My friend makes a fair point.
There is a huge difference between the church (ekklesia) and the institutional religious system.
There’s a huge difference between the clergy system and the people who populate it.
There’s a huge difference between the denominational system and God’s people who identify themselves by a denominational label.
Jesus Christ did not die for a religious system. He died for the church.
The church is God-created. The system is man-made.
The church is a living entity. The system is a mechanism.
When the Lord said, “I will build my church,” He wasn’t talking about a denominational system. Nor was He speaking of a religious service where people sit back and observe on Sunday mornings. He was speaking of His own body, which includes you and me.

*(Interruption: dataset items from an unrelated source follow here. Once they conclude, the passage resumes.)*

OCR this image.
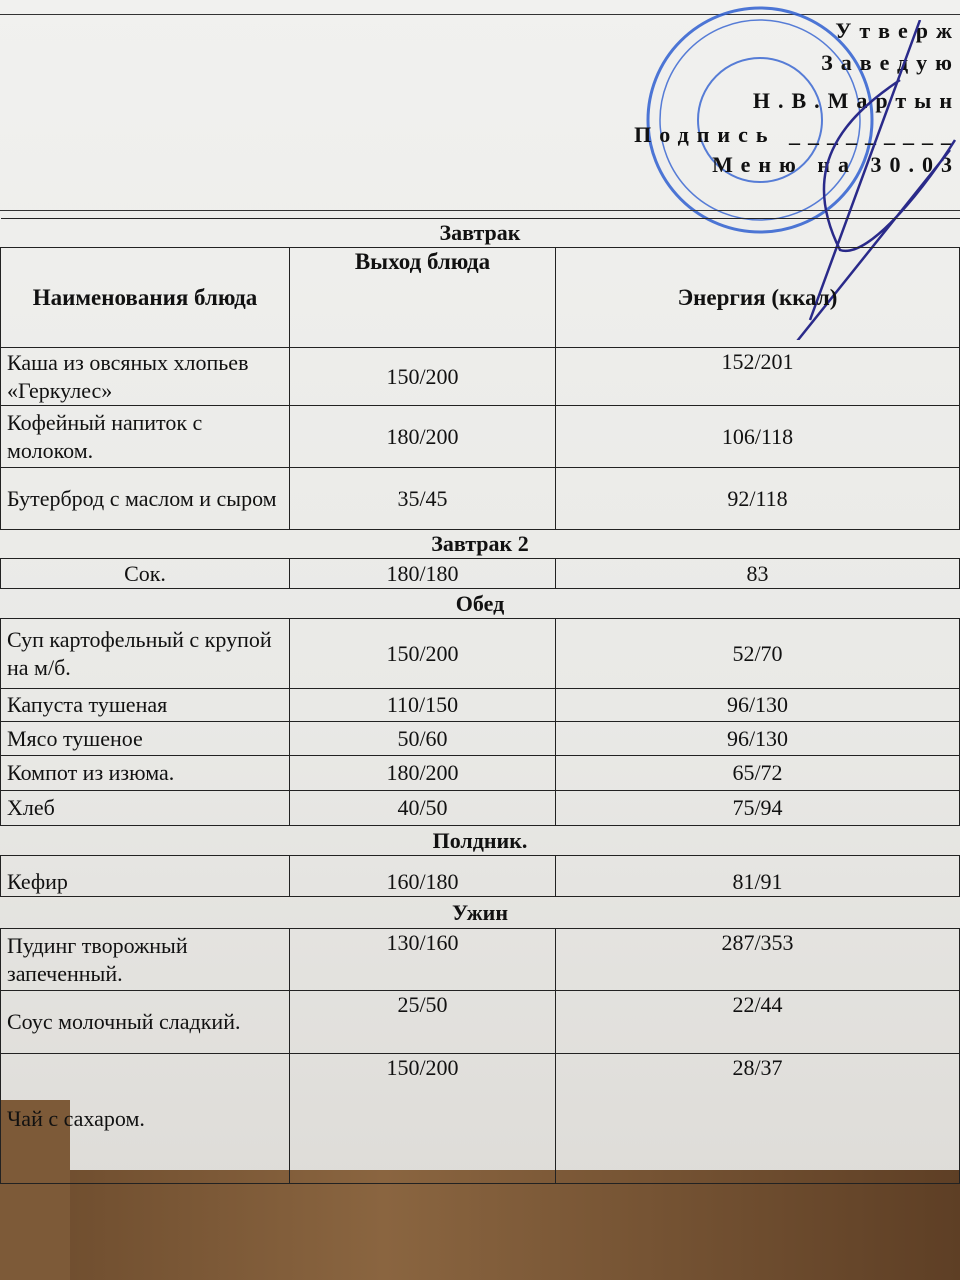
Утверж
Заведую
Н.В.Мартын
Подпись _________
Меню на 30.03
Завтрак		
Наименования блюда	Выход блюда	Энергия (ккал)
Каша из овсяных хлопьев «Геркулес»	150/200	152/201
Кофейный напиток с молоком.	180/200	106/118
Бутерброд с маслом и сыром	35/45	92/118
Завтрак 2		
Сок.	180/180	83
Обед		
Суп картофельный с крупой на м/б.	150/200	52/70
Капуста тушеная	110/150	96/130
Мясо тушеное	50/60	96/130
Компот из изюма.	180/200	65/72
Хлеб	40/50	75/94
Полдник.		
Кефир	160/180	81/91
Ужин		
Пудинг творожный запеченный.	130/160	287/353
Соус молочный сладкий.	25/50	22/44
Чай с сахаром.	150/200	28/37
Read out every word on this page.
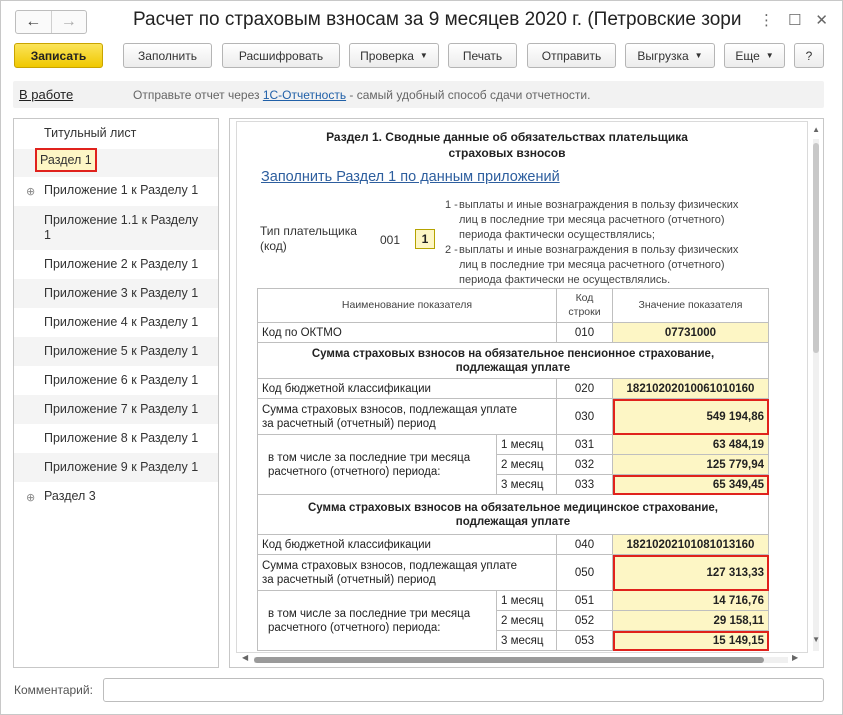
←	→	Расчет по страховым взносам за 9 месяцев 2020 г. (Петровские зори ⋮ ☐ ✕
Записать	Заполнить	Расшифровать	Проверка ▼	Печать	Отправить	Выгрузка ▼	Еще ▼	?
В работе	Отправьте отчет через 1С-Отчетность - самый удобный способ сдачи отчетности.
Титульный лист
Раздел 1
⊕ Приложение 1 к Разделу 1
Приложение 1.1 к Разделу
1
Приложение 2 к Разделу 1
Приложение 3 к Разделу 1
Приложение 4 к Разделу 1
Приложение 5 к Разделу 1
Приложение 6 к Разделу 1
Приложение 7 к Разделу 1
Приложение 8 к Разделу 1
Приложение 9 к Разделу 1
⊕ Раздел 3
Раздел 1. Сводные данные об обязательствах плательщика
страховых взносов
Заполнить Раздел 1 по данным приложений
Тип плательщика
(код)	001	1
1 - выплаты и иные вознаграждения в пользу физических
лиц в последние три месяца расчетного (отчетного)
периода фактически осуществлялись;
2 - выплаты и иные вознаграждения в пользу физических
лиц в последние три месяца расчетного (отчетного)
периода фактически не осуществлялись.
Наименование показателя
Код
строки
Значение показателя
Код по ОКТМО	010	07731000
Сумма страховых взносов на обязательное пенсионное страхование,
подлежащая уплате
Код бюджетной классификации	020	18210202010061010160
Сумма страховых взносов, подлежащая уплате
за расчетный (отчетный) период
030	549 194,86
в том числе за последние три месяца
расчетного (отчетного) периода:
1 месяц	031	63 484,19
2 месяц	032	125 779,94
3 месяц	033	65 349,45
Сумма страховых взносов на обязательное медицинское страхование,
подлежащая уплате
Код бюджетной классификации	040	18210202101081013160
Сумма страховых взносов, подлежащая уплате
за расчетный (отчетный) период
050	127 313,33
в том числе за последние три месяца
расчетного (отчетного) периода:
1 месяц	051	14 716,76
2 месяц	052	29 158,11
3 месяц	053	15 149,15
▲
▼
◀	▶
Комментарий:
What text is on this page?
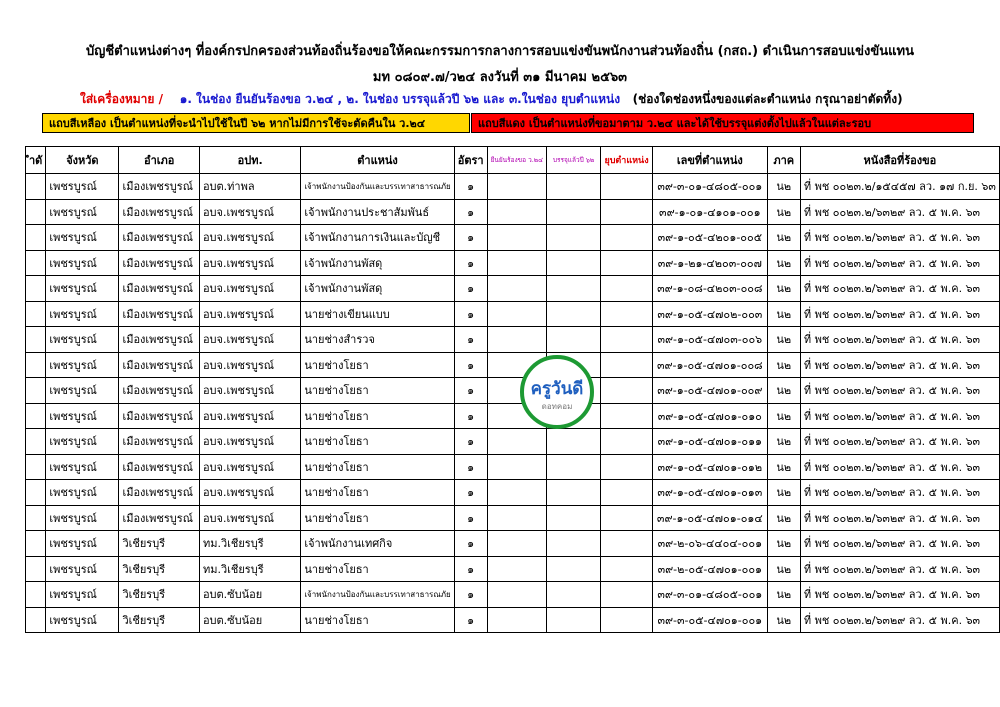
บัญชีตำแหน่งต่างๆ ที่องค์กรปกครองส่วนท้องถิ่นร้องขอให้คณะกรรมการกลางการสอบแข่งขันพนักงานส่วนท้องถิ่น (กสถ.) ดำเนินการสอบแข่งขันแทน
มท ๐๘๐๙.๗/ว๒๔ ลงวันที่ ๓๑ มีนาคม ๒๕๖๓
ใส่เครื่องหมาย / ๑. ในช่อง ยืนยันร้องขอ ว.๒๔ , ๒. ในช่อง บรรจุแล้วปี ๖๒ และ ๓.ในช่อง ยุบตำแหน่ง (ช่องใดช่องหนึ่งของแต่ละตำแหน่ง กรุณาอย่าตัดทิ้ง)
แถบสีเหลือง เป็นตำแหน่งที่จะนำไปใช้ในปี ๖๒ หากไม่มีการใช้จะตัดคืนใน ว.๒๔	แถบสีแดง เป็นตำแหน่งที่ขอมาตาม ว.๒๔ และได้ใช้บรรจุแต่งตั้งไปแล้วในแต่ละรอบ
ำดั	จังหวัด	อำเภอ	อปท.	ตำแหน่ง	อัตรา	ยืนยันร้องขอ ว.๒๔	บรรจุแล้วปี ๖๒	ยุบตำแหน่ง	เลขที่ตำแหน่ง	ภาค	หนังสือที่ร้องขอ
	เพชรบูรณ์	เมืองเพชรบูรณ์	อบต.ท่าพล	เจ้าพนักงานป้องกันและบรรเทาสาธารณภัย	๑				๓๙-๓-๐๑-๔๘๐๕-๐๐๑	น๒	ที่ พช ๐๐๒๓.๒/๑๕๔๕๗ ลว. ๑๗ ก.ย. ๖๓
	เพชรบูรณ์	เมืองเพชรบูรณ์	อบจ.เพชรบูรณ์	เจ้าพนักงานประชาสัมพันธ์	๑				๓๙-๑-๐๑-๔๑๐๑-๐๐๑	น๒	ที่ พช ๐๐๒๓.๒/๖๓๒๙ ลว. ๕ พ.ค. ๖๓
	เพชรบูรณ์	เมืองเพชรบูรณ์	อบจ.เพชรบูรณ์	เจ้าพนักงานการเงินและบัญชี	๑				๓๙-๑-๐๕-๔๒๐๑-๐๐๕	น๒	ที่ พช ๐๐๒๓.๒/๖๓๒๙ ลว. ๕ พ.ค. ๖๓
	เพชรบูรณ์	เมืองเพชรบูรณ์	อบจ.เพชรบูรณ์	เจ้าพนักงานพัสดุ	๑				๓๙-๑-๒๑-๔๒๐๓-๐๐๗	น๒	ที่ พช ๐๐๒๓.๒/๖๓๒๙ ลว. ๕ พ.ค. ๖๓
	เพชรบูรณ์	เมืองเพชรบูรณ์	อบจ.เพชรบูรณ์	เจ้าพนักงานพัสดุ	๑				๓๙-๑-๐๘-๔๒๐๓-๐๐๘	น๒	ที่ พช ๐๐๒๓.๒/๖๓๒๙ ลว. ๕ พ.ค. ๖๓
	เพชรบูรณ์	เมืองเพชรบูรณ์	อบจ.เพชรบูรณ์	นายช่างเขียนแบบ	๑				๓๙-๑-๐๕-๔๗๐๒-๐๐๓	น๒	ที่ พช ๐๐๒๓.๒/๖๓๒๙ ลว. ๕ พ.ค. ๖๓
	เพชรบูรณ์	เมืองเพชรบูรณ์	อบจ.เพชรบูรณ์	นายช่างสำรวจ	๑				๓๙-๑-๐๕-๔๗๐๓-๐๐๖	น๒	ที่ พช ๐๐๒๓.๒/๖๓๒๙ ลว. ๕ พ.ค. ๖๓
	เพชรบูรณ์	เมืองเพชรบูรณ์	อบจ.เพชรบูรณ์	นายช่างโยธา	๑				๓๙-๑-๐๕-๔๗๐๑-๐๐๘	น๒	ที่ พช ๐๐๒๓.๒/๖๓๒๙ ลว. ๕ พ.ค. ๖๓
	เพชรบูรณ์	เมืองเพชรบูรณ์	อบจ.เพชรบูรณ์	นายช่างโยธา	๑				๓๙-๑-๐๕-๔๗๐๑-๐๐๙	น๒	ที่ พช ๐๐๒๓.๒/๖๓๒๙ ลว. ๕ พ.ค. ๖๓
	เพชรบูรณ์	เมืองเพชรบูรณ์	อบจ.เพชรบูรณ์	นายช่างโยธา	๑				๓๙-๑-๐๕-๔๗๐๑-๐๑๐	น๒	ที่ พช ๐๐๒๓.๒/๖๓๒๙ ลว. ๕ พ.ค. ๖๓
	เพชรบูรณ์	เมืองเพชรบูรณ์	อบจ.เพชรบูรณ์	นายช่างโยธา	๑				๓๙-๑-๐๕-๔๗๐๑-๐๑๑	น๒	ที่ พช ๐๐๒๓.๒/๖๓๒๙ ลว. ๕ พ.ค. ๖๓
	เพชรบูรณ์	เมืองเพชรบูรณ์	อบจ.เพชรบูรณ์	นายช่างโยธา	๑				๓๙-๑-๐๕-๔๗๐๑-๐๑๒	น๒	ที่ พช ๐๐๒๓.๒/๖๓๒๙ ลว. ๕ พ.ค. ๖๓
	เพชรบูรณ์	เมืองเพชรบูรณ์	อบจ.เพชรบูรณ์	นายช่างโยธา	๑				๓๙-๑-๐๕-๔๗๐๑-๐๑๓	น๒	ที่ พช ๐๐๒๓.๒/๖๓๒๙ ลว. ๕ พ.ค. ๖๓
	เพชรบูรณ์	เมืองเพชรบูรณ์	อบจ.เพชรบูรณ์	นายช่างโยธา	๑				๓๙-๑-๐๕-๔๗๐๑-๐๑๔	น๒	ที่ พช ๐๐๒๓.๒/๖๓๒๙ ลว. ๕ พ.ค. ๖๓
	เพชรบูรณ์	วิเชียรบุรี	ทม.วิเชียรบุรี	เจ้าพนักงานเทศกิจ	๑				๓๙-๒-๐๖-๔๔๐๔-๐๐๑	น๒	ที่ พช ๐๐๒๓.๒/๖๓๒๙ ลว. ๕ พ.ค. ๖๓
	เพชรบูรณ์	วิเชียรบุรี	ทม.วิเชียรบุรี	นายช่างโยธา	๑				๓๙-๒-๐๕-๔๗๐๑-๐๐๑	น๒	ที่ พช ๐๐๒๓.๒/๖๓๒๙ ลว. ๕ พ.ค. ๖๓
	เพชรบูรณ์	วิเชียรบุรี	อบต.ซับน้อย	เจ้าพนักงานป้องกันและบรรเทาสาธารณภัย	๑				๓๙-๓-๐๑-๔๘๐๕-๐๐๑	น๒	ที่ พช ๐๐๒๓.๒/๖๓๒๙ ลว. ๕ พ.ค. ๖๓
	เพชรบูรณ์	วิเชียรบุรี	อบต.ซับน้อย	นายช่างโยธา	๑				๓๙-๓-๐๕-๔๗๐๑-๐๐๑	น๒	ที่ พช ๐๐๒๓.๒/๖๓๒๙ ลว. ๕ พ.ค. ๖๓
ครูวันดี
ดอทคอม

The word “church” has been so abused, misused, and distorted that countless believers can’t seem to distinguish between the Christian religion, the clergy system, the denominational system, the religious system AND the ekklesia of God. To their minds, it’s all the same thing.
Long, long ago in a galaxy far, far away I used to be a high school teacher. Interestingly, we teachers would often criticize the educational system.
Granted, we were part of that system, but that system wasn’t us nor did it represent us.
The system was one thing, the teachers were another. We were all caught up in a particular system, a particular way of doing things. A form, a structure, a patterned activity. It was something larger than ourselves, and it could run independent and apart from us as individual teachers.
(That’s what systems do.) It just needed a few warm bodies to keep it moving. While we were a part of the system, we were separate from it.
When Jesus Christ came on the scene, He had major issues with the religious system of Judaism.
And He challenged that system. But He loved the people in the system. And He saw them, not the system, as His bride (see John 3). It’s the same way with the church.
Challenging—and even critiquing—the religious system is a completely different thing than criticizing the church of the living God.
In fact, historically, those who challenged the religious system were those who dearly loved the church, and that love was the provocation behind their critiques.
So in the words of my friend, “It’s the system, stupid.”
If someone makes a bumper sticker with that logo, be sure to send me a copy. While I probably won’t paste it on my car, I’ll be sure to place it on the wall of my study.